Prominent Human Rights groups hold Cuban dictatorship responsible for 2012 deaths of Oswaldo Payá and Harold Cepero

Murder victims Oswaldo Payá and Harold Cepero

From our Bureau of Obviously Guilty Parties Who Have Gotten Away With Murder

The American Commission of Human Rights (IACHR) and the Robert F. Kennedy Human Rights Advocacy released a joint statement yesterday in which they both accused the Cuban dictatorship of being responsible for the 2012 deaths of Cuban human rights activists Oswaldo Payá and Harold Cepero.

Ever since Payá and Cepero died after the car in which they were traveling was repeatedly rammed by another vehicle, everyone who knows how Castro, Inc. disposes of its enemies has known that these deaths were not the result of some vehicular mishap, but rather a deliberate and obvious assassination.

For the past eleven years this double murder has remained shrouded in a fog due to the willful neglect of journalists who have chosen not to report on the details of this heinous crime.

Today, two human rights organizations have jointly called attention to the obvious facts ignored by the world’s news media. This announcement has raised some congenitally paralyzed eyebrows. Even the normally Castrophillic El Guasingtonpó (Washington Post) has picked up on the significance of this development, featuring it in an editorial.

Let’s see what happens next, if anything. Castro, Inc. has one of the thickest Teflon coatings of any dictatorship on planet earth. None of its millions of crimes ever stick to it. Let’s hope this one does.

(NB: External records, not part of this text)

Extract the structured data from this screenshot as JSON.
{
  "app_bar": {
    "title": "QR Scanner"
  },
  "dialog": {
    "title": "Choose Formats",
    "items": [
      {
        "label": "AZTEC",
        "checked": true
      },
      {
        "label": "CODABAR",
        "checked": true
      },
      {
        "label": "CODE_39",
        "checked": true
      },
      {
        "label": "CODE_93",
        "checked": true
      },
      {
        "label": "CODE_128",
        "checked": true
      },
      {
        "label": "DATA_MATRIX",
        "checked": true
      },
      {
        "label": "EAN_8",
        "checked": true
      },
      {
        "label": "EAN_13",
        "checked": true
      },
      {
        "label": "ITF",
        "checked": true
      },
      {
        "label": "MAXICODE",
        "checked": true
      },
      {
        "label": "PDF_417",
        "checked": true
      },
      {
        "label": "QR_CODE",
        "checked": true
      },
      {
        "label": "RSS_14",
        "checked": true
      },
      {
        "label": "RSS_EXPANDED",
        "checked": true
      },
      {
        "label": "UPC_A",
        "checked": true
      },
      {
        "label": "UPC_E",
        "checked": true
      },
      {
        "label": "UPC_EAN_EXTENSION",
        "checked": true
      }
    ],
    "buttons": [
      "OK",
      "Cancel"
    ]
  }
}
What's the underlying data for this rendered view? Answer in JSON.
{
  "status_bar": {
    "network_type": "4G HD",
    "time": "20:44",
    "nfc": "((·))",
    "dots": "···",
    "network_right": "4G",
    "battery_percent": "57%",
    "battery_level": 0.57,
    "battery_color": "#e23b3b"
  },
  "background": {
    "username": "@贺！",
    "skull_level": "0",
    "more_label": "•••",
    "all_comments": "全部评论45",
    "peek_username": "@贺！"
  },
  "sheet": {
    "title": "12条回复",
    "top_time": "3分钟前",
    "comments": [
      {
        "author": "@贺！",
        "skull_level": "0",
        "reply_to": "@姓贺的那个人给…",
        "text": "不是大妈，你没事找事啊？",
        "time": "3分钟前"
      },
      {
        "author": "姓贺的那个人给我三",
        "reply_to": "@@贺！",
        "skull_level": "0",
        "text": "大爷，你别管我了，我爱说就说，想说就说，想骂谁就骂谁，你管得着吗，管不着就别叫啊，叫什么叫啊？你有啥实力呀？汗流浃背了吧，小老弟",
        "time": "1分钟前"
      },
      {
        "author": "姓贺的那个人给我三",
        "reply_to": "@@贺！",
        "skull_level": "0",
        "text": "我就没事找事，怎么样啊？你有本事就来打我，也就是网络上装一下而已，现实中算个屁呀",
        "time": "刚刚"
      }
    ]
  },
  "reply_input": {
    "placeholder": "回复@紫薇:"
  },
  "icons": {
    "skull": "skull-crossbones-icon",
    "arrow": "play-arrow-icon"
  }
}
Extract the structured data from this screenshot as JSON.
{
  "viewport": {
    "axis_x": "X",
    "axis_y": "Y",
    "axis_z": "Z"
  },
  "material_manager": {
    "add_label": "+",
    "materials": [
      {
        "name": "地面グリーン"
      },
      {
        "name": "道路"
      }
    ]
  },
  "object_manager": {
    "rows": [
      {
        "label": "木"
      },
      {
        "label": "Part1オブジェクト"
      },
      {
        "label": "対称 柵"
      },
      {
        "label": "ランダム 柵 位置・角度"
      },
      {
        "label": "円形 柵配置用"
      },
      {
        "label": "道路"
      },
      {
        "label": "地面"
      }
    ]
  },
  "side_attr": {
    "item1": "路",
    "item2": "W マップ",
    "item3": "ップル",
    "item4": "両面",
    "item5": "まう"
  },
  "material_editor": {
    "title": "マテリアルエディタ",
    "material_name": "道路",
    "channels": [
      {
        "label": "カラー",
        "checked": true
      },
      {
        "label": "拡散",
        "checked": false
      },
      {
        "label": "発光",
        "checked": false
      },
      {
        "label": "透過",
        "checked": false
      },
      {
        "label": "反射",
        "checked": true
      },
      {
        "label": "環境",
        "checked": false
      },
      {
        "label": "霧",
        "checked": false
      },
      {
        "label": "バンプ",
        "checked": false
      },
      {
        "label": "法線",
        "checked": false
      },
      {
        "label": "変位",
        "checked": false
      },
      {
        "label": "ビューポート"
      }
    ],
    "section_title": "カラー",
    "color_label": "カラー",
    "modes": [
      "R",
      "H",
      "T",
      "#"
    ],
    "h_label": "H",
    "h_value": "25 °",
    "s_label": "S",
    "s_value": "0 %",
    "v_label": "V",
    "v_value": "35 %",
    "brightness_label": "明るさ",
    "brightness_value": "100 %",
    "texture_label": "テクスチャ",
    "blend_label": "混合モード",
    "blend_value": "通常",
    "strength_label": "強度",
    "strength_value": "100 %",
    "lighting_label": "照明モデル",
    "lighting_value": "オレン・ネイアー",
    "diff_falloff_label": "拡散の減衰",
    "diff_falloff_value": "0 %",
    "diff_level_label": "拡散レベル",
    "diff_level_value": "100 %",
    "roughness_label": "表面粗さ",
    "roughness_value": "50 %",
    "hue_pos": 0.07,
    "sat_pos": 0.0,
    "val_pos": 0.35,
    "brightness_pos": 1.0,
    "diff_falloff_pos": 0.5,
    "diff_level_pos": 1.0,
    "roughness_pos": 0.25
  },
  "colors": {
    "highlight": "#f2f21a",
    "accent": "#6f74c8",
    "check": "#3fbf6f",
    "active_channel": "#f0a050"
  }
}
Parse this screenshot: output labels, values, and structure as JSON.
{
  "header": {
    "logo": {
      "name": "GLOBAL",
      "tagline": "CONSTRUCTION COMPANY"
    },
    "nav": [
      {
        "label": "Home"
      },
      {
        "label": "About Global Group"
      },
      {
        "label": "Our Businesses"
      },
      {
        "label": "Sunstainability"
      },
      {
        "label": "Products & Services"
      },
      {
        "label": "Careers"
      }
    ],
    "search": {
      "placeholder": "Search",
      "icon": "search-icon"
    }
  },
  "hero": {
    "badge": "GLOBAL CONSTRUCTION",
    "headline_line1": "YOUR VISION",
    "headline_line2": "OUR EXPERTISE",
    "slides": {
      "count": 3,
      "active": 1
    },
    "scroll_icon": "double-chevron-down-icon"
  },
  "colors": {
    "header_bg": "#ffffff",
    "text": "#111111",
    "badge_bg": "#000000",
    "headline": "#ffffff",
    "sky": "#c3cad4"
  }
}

From The Organization of American States

The Inter-American Commission on Human Rights (IACHR) publishes Admissibility and Merits Report 83/23, regarding Case 14.196. This case concerns the responsibility of the State of Cuba for the deaths of Oswaldo Payá and Harold Cepero and the torture and violations of judicial guarantees subsequently suffered by Ángel Carromero.
 
Human rights defender and political leader Oswaldo Payá and fellow human rights defender and dissident Harold Cepero were subjected to various acts of violence, harassment, threats, and attempted murder when a car crash finally cost them their lives on June 22, 2012. Later, Ángel Carromero, who had been driving the car at the time of the crash and survived, was prosecuted, and convicted in connection with these events.
 
In its report, the IACHR stresses that what happened to the victims had to be considered in the context of the persecution and State repression against political dissidents and rights defenders in Cuba, which seek to discourage or prevent efforts to advocate or promote human rights.
 
The IACHR identified sufficient serious evidence to conclude that State agents had been involved in the deaths of Payá and Cepero. In particular, the Commission took into consideration Carromero’s testimony—confirmed by an eyewitness—noting that the vehicle had been hit by an official car. The State did not submit allegations or otherwise refute these arguments. The IACHR therefore established that the State of Cuba had violated the rights to life, honor, and freedom of expression of the two men.
 
The Commission found many irregularities and omissions in the investigation of these events, including poor investigative capacity and a failure to get survivors to testify, as well as the fact that the authorities immediately adopted an official position, before having conducted the necessary investigation.
 
Concerning the right to access to justice, the IACHR found that Oswaldo Payá’s family had never been granted access to the autopsy reports or to the results of other relevant procedures. In proceedings against Ángel Carromero for his alleged responsibility in the accident, the authorities did not allow them to be involved, request evidence, or appeal the conviction. The Commission concluded that this investigation failed to comply with State obligations concerning due diligence, the exhaustion of logical lines of investigation, the need to publicize proceedings, and the need to grant access to information.
 
The IACHR therefore concluded that Cuba had violated the rights to justice and to file petitions held in the American Declaration, to the detriment of the families of Oswaldo Payá and Harold Cepero.
Read the whole indictment HERE and view a video report HERE

2 thoughts on “Prominent Human Rights groups hold Cuban dictatorship responsible for 2012 deaths of Oswaldo Payá and Harold Cepero”

  1. Since Payá had Spanish citizenship, the EU will surely take notice. Oh, wait, Spain itself has never done much about this, despite the direct involvement of another Spanish citizen, the Carromero guy. Never mind.

  2. Like any good mafia assassination, you make it look like an accident and if you can’t do that, you destroy the evidence. The problem is this. What do you do if the mafia leaders are also the heads of state? There was a time when nations would go to war if one of their citizens was murdered by the leaders of another nation. Those days are long gone. Is there any wonder that tourism to Cuba is down?